Chapitre 3 : été 44, l'épreuve

La répression devient une réalité pour des Français jusqu'alors bien plus préoccupés de leur quotidien – rude et terne – que des souffrances infligées à ceux qui leur avaient été désignés comme responsables des maux qu'ils subissaient. Si l'année 1942 est une année « tournant », celles qui suivent permettent d'observer la déliquescence progressive d'un pouvoir réactionnaire ; déliquescence qui accompagne, dans une spirale de violence et d'abandons, la course en avant de l'occupant dans une guerre totale 682 . La période reste marquée par l'aveuglement politique, l'échec social et la ruine économique.

La cassure de l'automne 1942 marque ainsi de façon irrémédiable une rupture entre un régime s'enfonçant dans la collaboration d'État et une population qui n'est pas loin de trouver de nouveaux héros ; ces héros sont encore interdits mais leur subversion rompt la lassitude d'être éreinté et passif. Les cercles de solidarité au sein de la population s'épaississent et s'élargissent. Citadins comme paysans apportent une contribution ponctuelle, ou plus conséquente, selon la situation et les occasions données à ceux qui « résistent ».

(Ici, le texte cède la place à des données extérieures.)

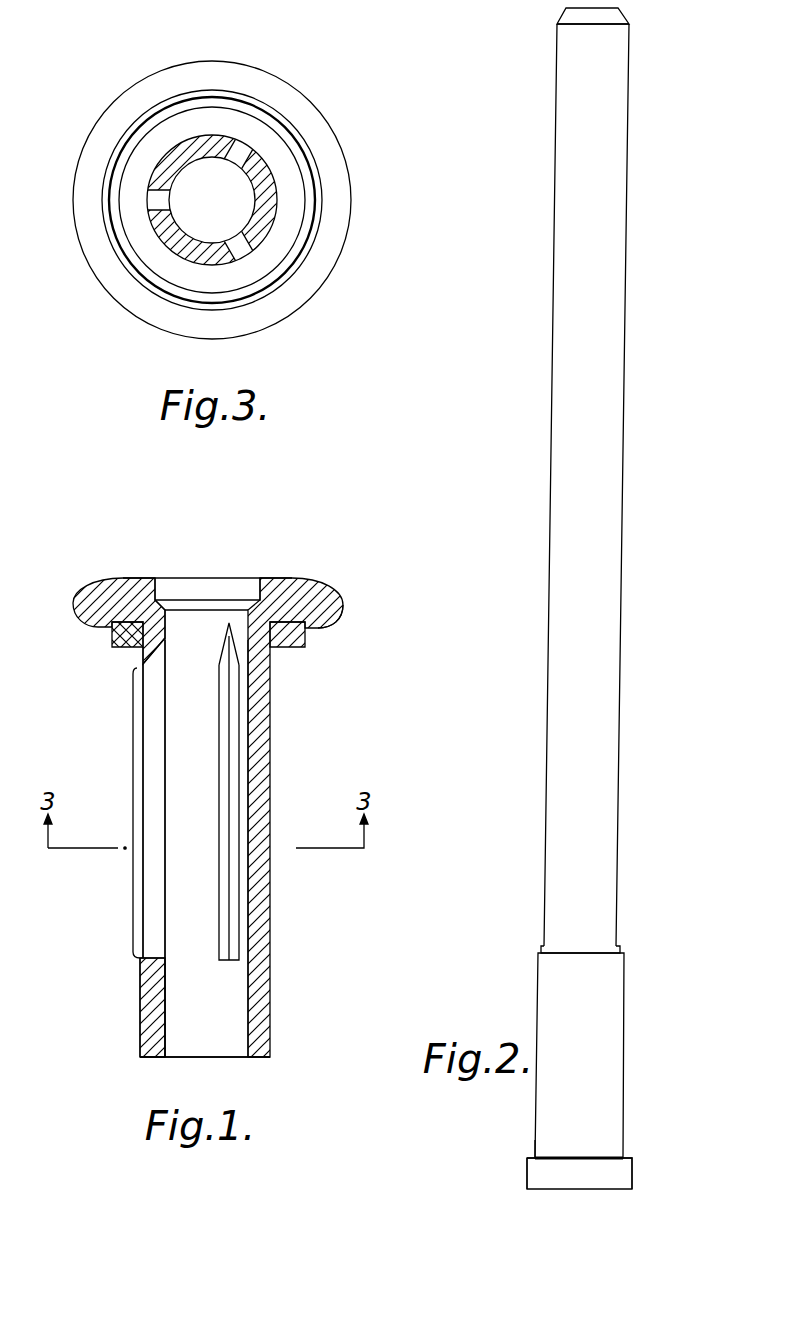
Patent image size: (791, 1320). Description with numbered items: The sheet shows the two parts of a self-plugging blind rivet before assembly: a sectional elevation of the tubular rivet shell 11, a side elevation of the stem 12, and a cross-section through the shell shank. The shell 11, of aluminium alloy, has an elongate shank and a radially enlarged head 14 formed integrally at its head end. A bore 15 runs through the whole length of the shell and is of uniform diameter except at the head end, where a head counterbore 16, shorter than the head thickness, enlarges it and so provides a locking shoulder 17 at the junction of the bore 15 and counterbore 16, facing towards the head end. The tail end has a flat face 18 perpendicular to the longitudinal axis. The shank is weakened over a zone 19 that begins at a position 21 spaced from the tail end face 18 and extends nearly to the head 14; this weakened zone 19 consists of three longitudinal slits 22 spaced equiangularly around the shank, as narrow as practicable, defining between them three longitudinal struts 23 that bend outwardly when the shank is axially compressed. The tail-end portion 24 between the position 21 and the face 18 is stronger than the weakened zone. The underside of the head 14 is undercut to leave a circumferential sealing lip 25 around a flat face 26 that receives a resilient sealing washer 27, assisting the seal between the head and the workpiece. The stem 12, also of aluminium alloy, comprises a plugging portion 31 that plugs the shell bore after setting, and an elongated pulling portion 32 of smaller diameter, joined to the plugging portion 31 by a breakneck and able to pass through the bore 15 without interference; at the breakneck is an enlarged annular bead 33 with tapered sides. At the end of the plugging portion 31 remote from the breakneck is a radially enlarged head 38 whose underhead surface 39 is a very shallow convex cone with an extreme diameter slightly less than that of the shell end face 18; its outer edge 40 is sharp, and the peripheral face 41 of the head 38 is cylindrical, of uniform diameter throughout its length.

In FIG. 1, the tubular rivet shell 11 is at (270, 928).
In FIG. 2, the stem 12 is at (617, 820).
In FIG. 1, the head 14 is at (301, 592).
In FIG. 3, the head 14 is at (295, 87).
In FIG. 1, the bore 15 is at (182, 998).
In FIG. 3, the bore 15 is at (190, 217).
In FIG. 1, the head counterbore 16 is at (244, 595).
In FIG. 1, the locking shoulder 17 is at (163, 604).
In FIG. 1, the tail end face 18 is at (153, 1058).
In FIG. 1, the weakened zone 19 is at (133, 799).
In FIG. 1, the end of weakened zone 21 is at (140, 958).
In FIG. 1, the longitudinal slits 22 is at (225, 768).
In FIG. 3, the longitudinal slits 22 is at (240, 155).
In FIG. 1, the longitudinal struts 23 is at (180, 732).
In FIG. 3, the longitudinal struts 23 is at (175, 165).
In FIG. 1, the tail-end portion 24 is at (152, 1030).
In FIG. 1, the circumferential sealing lip 25 is at (324, 630).
In FIG. 3, the circumferential sealing lip 25 is at (307, 127).
In FIG. 1, the flat face 26 is at (305, 641).
In FIG. 3, the flat face 26 is at (303, 153).
In FIG. 1, the resilient sealing washer 27 is at (113, 636).
In FIG. 3, the resilient sealing washer 27 is at (288, 180).
In FIG. 2, the plugging portion 31 is at (609, 1046).
In FIG. 2, the pulling portion 32 is at (609, 493).
In FIG. 2, the enlarged annular bead 33 is at (624, 953).
In FIG. 2, the radially enlarged head 38 is at (632, 1183).
In FIG. 2, the underhead surface 39 is at (534, 1156).
In FIG. 2, the outer edge 40 is at (545, 1160).
In FIG. 2, the peripheral face 41 is at (624, 1168).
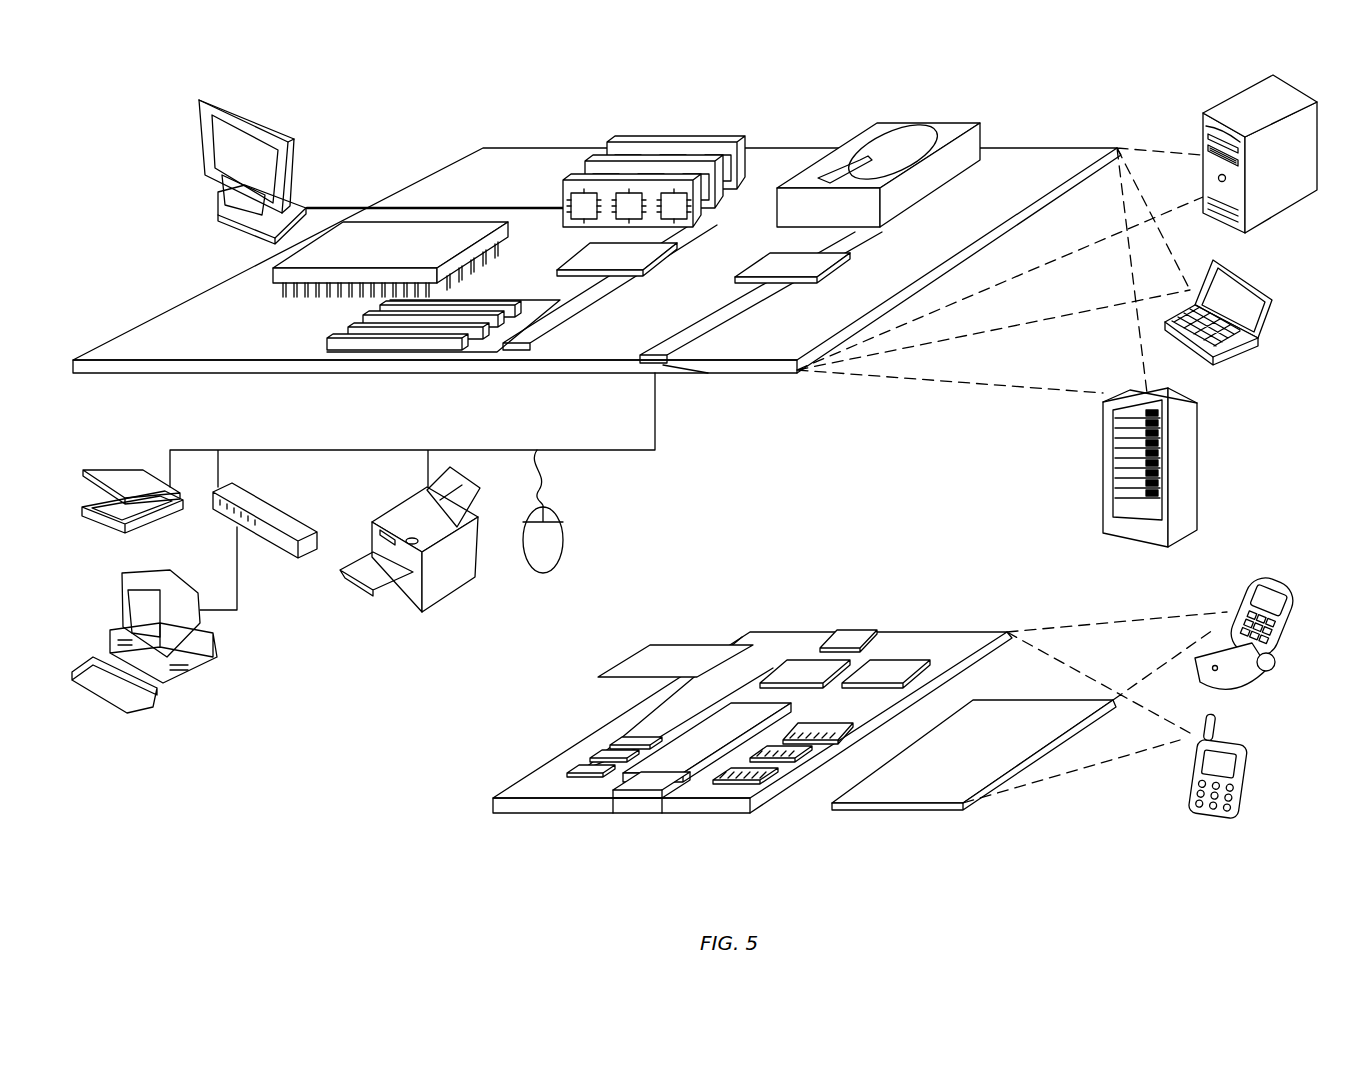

De ces fractures irrémédiables, Vichy ne prend guère conscience. LAVAL est tout à sa politique de collaboration d'État ; PÉTAIN à ses manœuvres incertaines, alors que l'échec de la Révolution Nationale se creuse de plus en plus ; le « Peuple français », lui, regarde ailleurs. Un bel exemple d'aveuglement et d'incompréhension qui fait que, jour après jour, ce gouvernement creuse un peu plus un fossé infranchissable en s'acharnant à prendre le parti des futurs perdants. Pierre LAVAL et Philippe HENRIOT, devenu ministre de la Propagande en janvier 1944 dans un gouvernement vichyste aux teintes de la Collaboration, décident que le bonheur des Français se fera contre ce que l'opinion publique semble refuser et rejeter. Sûrs de la victoire des forces nazies, en attendant « ce jour de gloire », la contrainte et la violence servent de programme et de discours de politique générale 683 .

Notes
682.

Pour le Reich, le débarquement des forces alliées en Afrique du Nord et l'enlisement tragique des troupes sur le front de l'Est ne laissent d'autre alternative qu'une guerre totale menée sur les fronts militaires et les territoires occupés. Guerre totale, guerre féroce qui engage les deux forces, celles d'occupation et vichystes, dans une chasse sans pitié aux « terroristes » et aux Juifs.

683.

Les besoins de l'occupant ne s'arrêtent pas à l'implication totale de l'État Français dans une guerre civile. Déjà exsangue à cause du coût exorbitant des frais d'occupation versés au vainqueur, l'économie française doit encore « faire un effort ». «La collaboration presse-citron était plus que jamais à l'ordre du jour ». (Jean-Pierre AZEMA, De Munich à la Libération, 1938-1944, p. 301. On se reportera dans le même ouvrage au chapitre sur l'exploitation économique par l'occupant nazi, pp. 213-220.). Dans cette contribution forcée, n'oublions pas la demande de main-d’œuvre toujours plus exigeante dont nous connaissons les effets ravageurs sur l'opinion publique. La Révolution nationale ne va guère mieux. Portée par un gouvernement beaucoup plus faible qu'il ne veut le laisser paraître, ses ambitions de pacifier et d'unir les Français s'effondrent inexorablement. C'est que, outre le rejet de plus en plus ouvert à l'égard de l'occupant, la politique de collaboration fait l'objet du même refus. Dans l'image de la répression en action, forces occupantes et groupes miliciens se confondent.